Portraits · Naples, Italie · 1883 - 1946
Le prélat Gennaro
Haut dignitaire de l’église napolitaine, confesseur de la reine Elena d’Italie.
Naples, XXe siècle
Né à Naples en 1883, Gennaro Tignola grandit dans une ville où l'Église occupait une place essentielle dans la vie quotidienne. Il fut ordonné prêtre par le cardinal Giuseppe Prisco, philosophe et théologien de renom, archevêque de Naples de 1898 à 1923. C'est également ce dernier qui le nomma acolyte à la petite église Santa Maria delle Grazie ai Ponti Rossi, aujourd'hui connue sous le nom de Chiesa di San Tarcisio, dans le quartier de Capodimonte.
Le Bulletin ecclésiastique de l'archidiocèse de Naples (édition de 1946) retrace avec précision son parcours et révèle un homme dont le ministère fut constamment tourné vers le service des autres, en particulier des plus vulnérables. Il exerça comme aumônier à l'Hôpital des Incurables, le grand établissement historique fondé au XVIᵉ siècle, fut secrétaire de l'Œuvre pour la préservation de la foi, puis délégué de l'archevêque pour l'enseignement religieux dans les collèges. Durant la guerre de Libye (1911-1912), il accompagna spirituellement les soldats envoyés au front ainsi que les blessés soignés à l'hôpital militaire. Par la suite, il assura la direction spirituelle du Grand Séminaire archidiocésain, du Séminaire de San Aspreno, des Filles de Marie et des Sœurs catéchistes de Casoria.

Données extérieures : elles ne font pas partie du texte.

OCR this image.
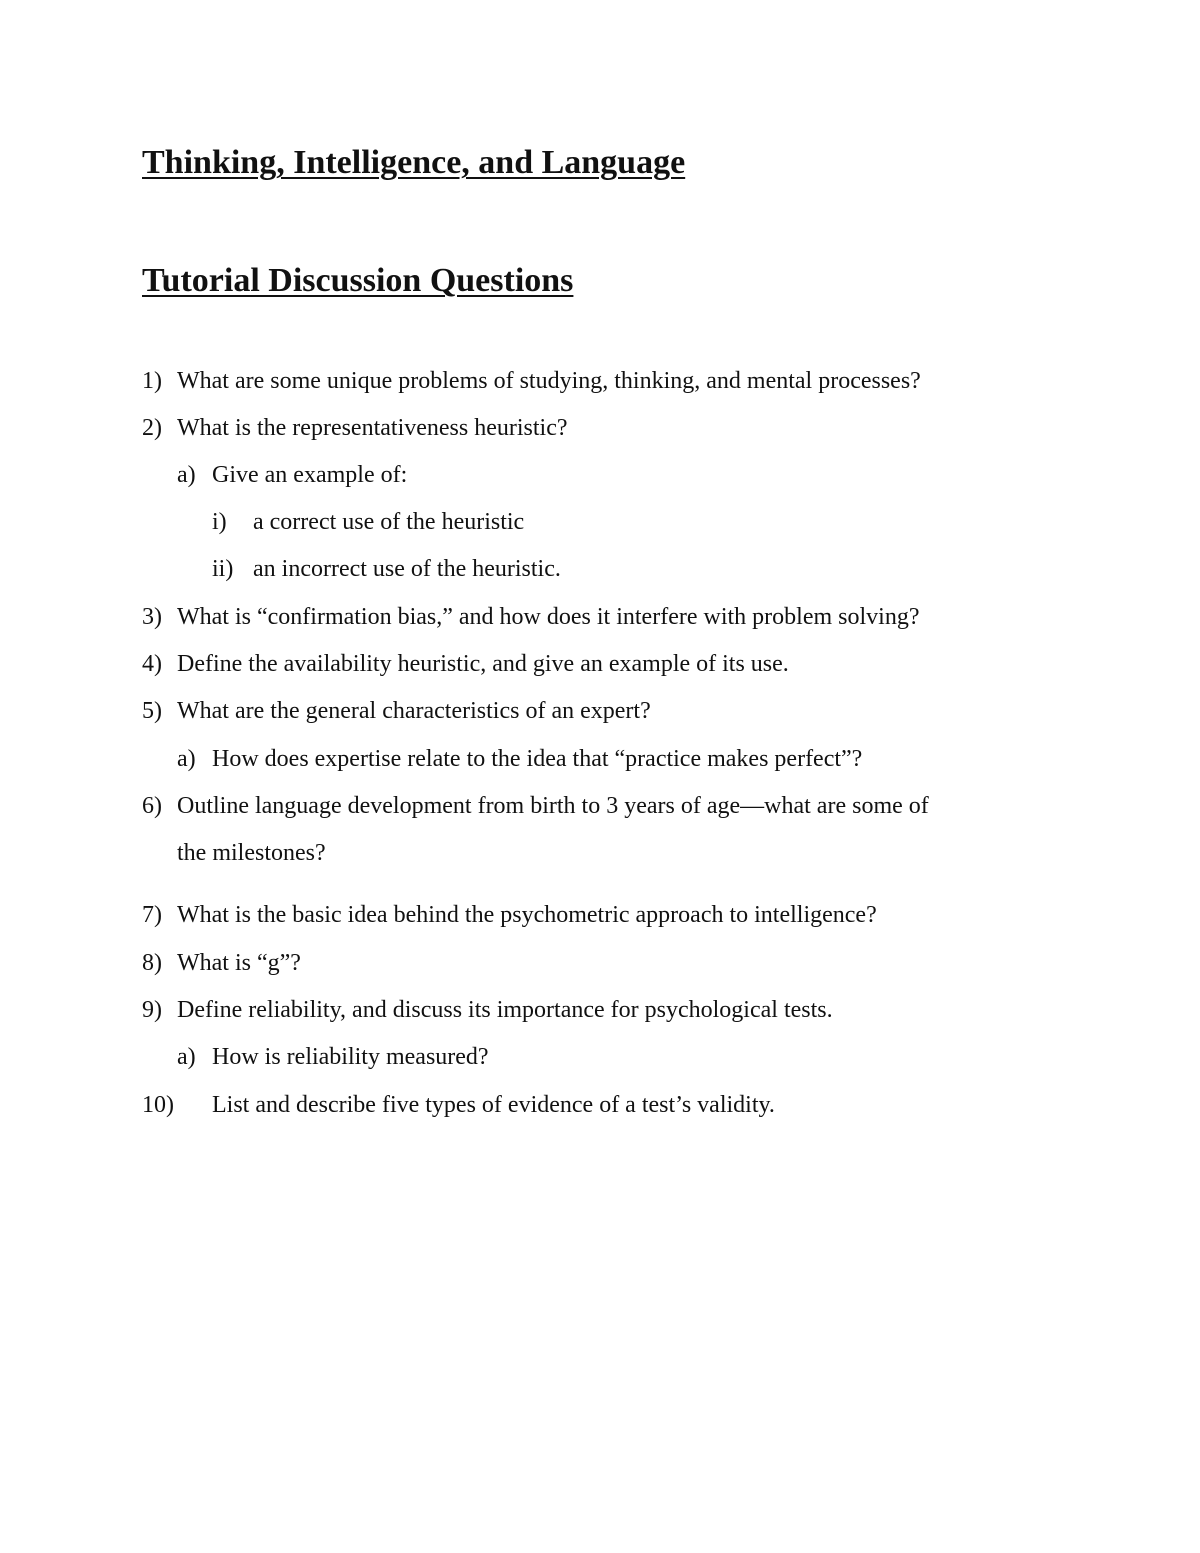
Thinking, Intelligence, and Language
Tutorial Discussion Questions
1) What are some unique problems of studying, thinking, and mental processes?
2) What is the representativeness heuristic?
a) Give an example of:
i) a correct use of the heuristic
ii) an incorrect use of the heuristic.
3) What is “confirmation bias,” and how does it interfere with problem solving?
4) Define the availability heuristic, and give an example of its use.
5) What are the general characteristics of an expert?
a) How does expertise relate to the idea that “practice makes perfect”?
6) Outline language development from birth to 3 years of age—what are some of
the milestones?
7) What is the basic idea behind the psychometric approach to intelligence?
8) What is “g”?
9) Define reliability, and discuss its importance for psychological tests.
a) How is reliability measured?
10) List and describe five types of evidence of a test’s validity.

Parmi toutes les responsabilités qui lui furent confiées, l'une demeure particulièrement remarquable : Gennaro Tignola comptait parmi les proches de la reine Elena d'Italie, dont il était à la fois l'ami et le confesseur. Épouse du roi Victor-Emmanuel III et reine de 1900 à 1946, Elena était reconnue pour sa profonde piété, sa discrétion et son engagement constant auprès des malades et des plus démunis. Elle entretenait des relations de confiance avec quelques ecclésiastiques seulement, et Gennaro Tignola faisait partie de ce cercle restreint.

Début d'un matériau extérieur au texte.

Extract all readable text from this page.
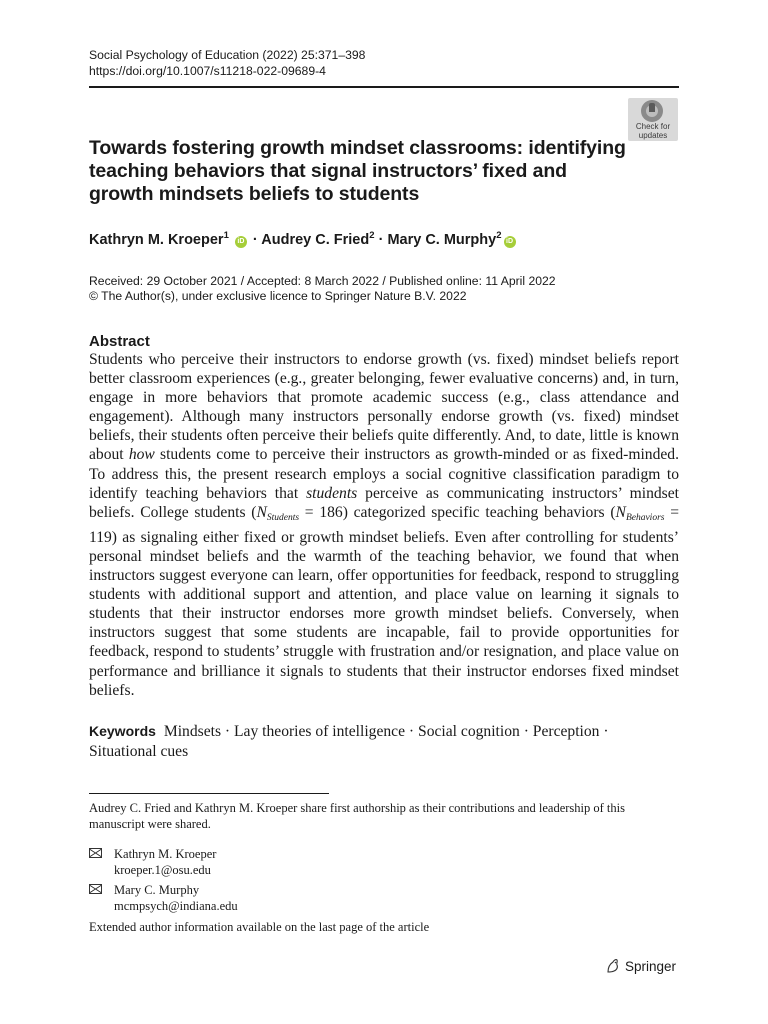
Social Psychology of Education (2022) 25:371–398
https://doi.org/10.1007/s11218-022-09689-4
Check for
updates
Towards fostering growth mindset classrooms: identifying teaching behaviors that signal instructors’ fixed and growth mindsets beliefs to students
Kathryn M. Kroeper$^1$ iD · Audrey C. Fried$^2$ · Mary C. Murphy$^2$iD
Received: 29 October 2021 / Accepted: 8 March 2022 / Published online: 11 April 2022
© The Author(s), under exclusive licence to Springer Nature B.V. 2022
Abstract
Students who perceive their instructors to endorse growth (vs. fixed) mindset beliefs report better classroom experiences (e.g., greater belonging, fewer evaluative concerns) and, in turn, engage in more behaviors that promote academic success (e.g., class attendance and engagement). Although many instructors personally endorse growth (vs. fixed) mindset beliefs, their students often perceive their beliefs quite differently. And, to date, little is known about how students come to perceive their instructors as growth-minded or as fixed-minded. To address this, the present research employs a social cognitive classification paradigm to identify teaching behaviors that students perceive as communicating instructors’ mindset beliefs. College students $(N_{Students} = 186)$ categorized specific teaching behaviors $(N_{Behaviors} = 119)$ as signaling either fixed or growth mindset beliefs. Even after controlling for students’ personal mindset beliefs and the warmth of the teaching behavior, we found that when instructors suggest everyone can learn, offer opportunities for feedback, respond to struggling students with additional support and attention, and place value on learning it signals to students that their instructor endorses more growth mindset beliefs. Conversely, when instructors suggest that some students are incapable, fail to provide opportunities for feedback, respond to students’ struggle with frustration and/or resignation, and place value on performance and brilliance it signals to students that their instructor endorses fixed mindset beliefs.
Keywords Mindsets · Lay theories of intelligence · Social cognition · Perception · Situational cues
Audrey C. Fried and Kathryn M. Kroeper share first authorship as their contributions and leadership of this manuscript were shared.
Kathryn M. Kroeper
kroeper.1@osu.edu
Mary C. Murphy
mcmpsych@indiana.edu
Extended author information available on the last page of the article
Springer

La tradition familiale a conservé le souvenir d'un épisode qui en dit sans doute plus que de longs discours sur le lien qui les unissait. Tombé gravement malade, le prêtre dut garder le lit pendant plusieurs mois. Soucieuse de prendre de ses nouvelles, la reine décida de lui rendre visite chez lui. À son arrivée, on l'installa dans le salon de la maison, où se trouvait un grand canapé de velours. Elle y resta plusieurs heures à s'entretenir avec son fidèle confesseur. On imagine sans peine l'émoi qu'une telle visite royale put susciter dans tout le quartier.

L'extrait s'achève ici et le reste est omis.